I thought initially that the Enables on the buffers were being used to control "banks" of the drivers. Upon using the meter, however, I found that all of the active low Enable lines were tied to ground and all of the DIR inputs were tied high. This meant that all of the buffers were acting as simple 8 bit non-inverting buffers. No control inputs, no bi-directional nonsense - They are just here to bump up the current. More lovely simplicity.

In order to continue it is necessary to understand how the driver controls the LEDs. As shown in the datasheets the driver has three main components for each LED output - a controller/shift register and latch, a pwm counter/comparator and a set of output drivers. When the shift-in command is issued the Dclk input is used to clock the data into the shift registers for the 16 LEDs. Each LED requires 10 bits of luminance data. When the buffers for all of the LEDs on the chip are full (160 bits worth) the capture command is issued which latches the data into the shift register where it drives the inputs of the comparators. The driver turns on the LEDs and each LED's pwm counter starts to count down using the GCLK signal as a clock. When the comparator sees that the pwm counter has reached zero the LED is turned off. When done repeatedly with the emitting command, this controls duty cycle and thus the brightness of the LEDs.

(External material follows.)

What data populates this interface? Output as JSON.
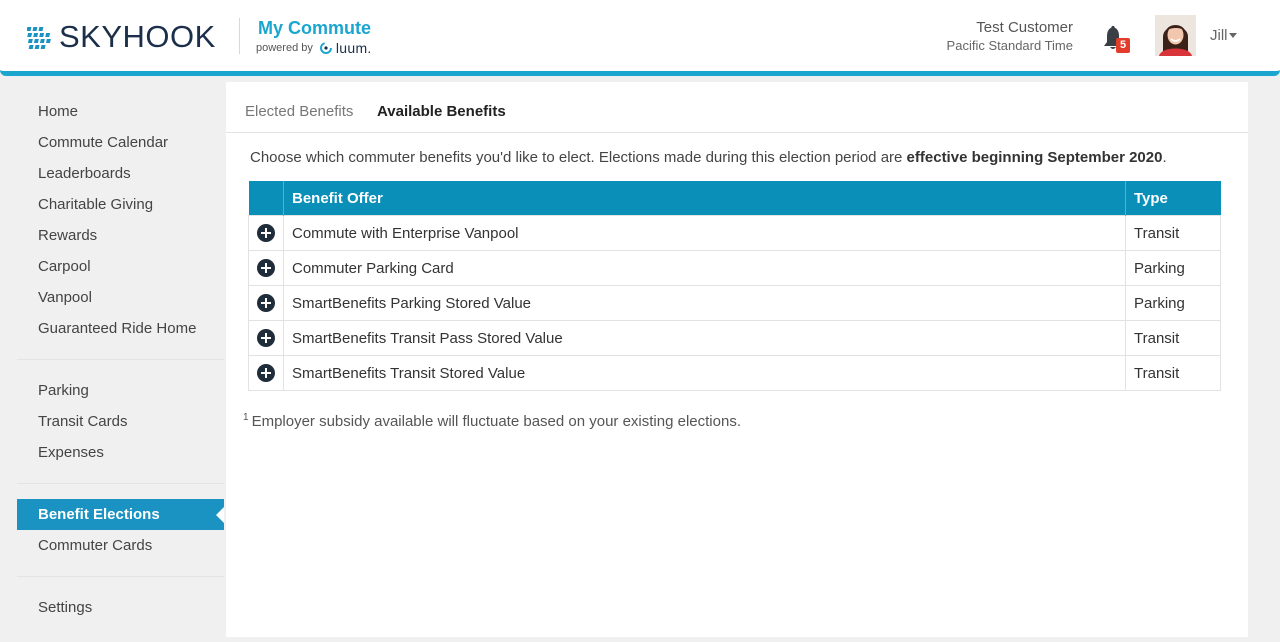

I decided to see where the control inputs were coming from on the driver ICs. Each chip has three control lines: CMD0, CMD1 and CMD2. These lines are used to control the mode of the chip, when it is clocking in data and when it disables and enables the output. The control codes are:

CMD

Bit2 Bit1 Bit0

0 0 0 - Mode 1 - 16 LED MODE

0 0 1 - Mode 2 - 32 LED MODE - not used in this panel.

0 1 0 - Shift-IN

0 1 1 Capture

1 0 0 - 1st LED emitting

1 0 1 - 2nd LED emitting - not used in this panel.

1 1 0 - LED disable

1 1 1 - Test Mode

Upon much beeping of my meter and a considerable amount of time I then discovered that all of the CMD signals (0,1,2) on all of the driver chips were coming from two places - The buffer chips marked U13 and U22. Tracing them back shows that CMD 0 comes from pins 14 - 17 of U13, CMD 1 comes from pins 11 - 14 of U22 and CMD 2 comes from pins 15 - 18 of U22. On the other side of these buffers the corresponding inputs for each signal are tied together - that is all of the CMD0 inputs are tied together, all of the CMD1 inputs are tied together and the same for CMD2. The CMD 0 buffer inputs then go back to pin 20 on the input connector, the CMD 1 inputs go back to input connector pin 17 and the CMD 2 comes from input connector pin 16. Thus the buffers U13 and U22 generate the CMD signals for all of the driver chips and only one set of CMD signals drives the whole board. Cool.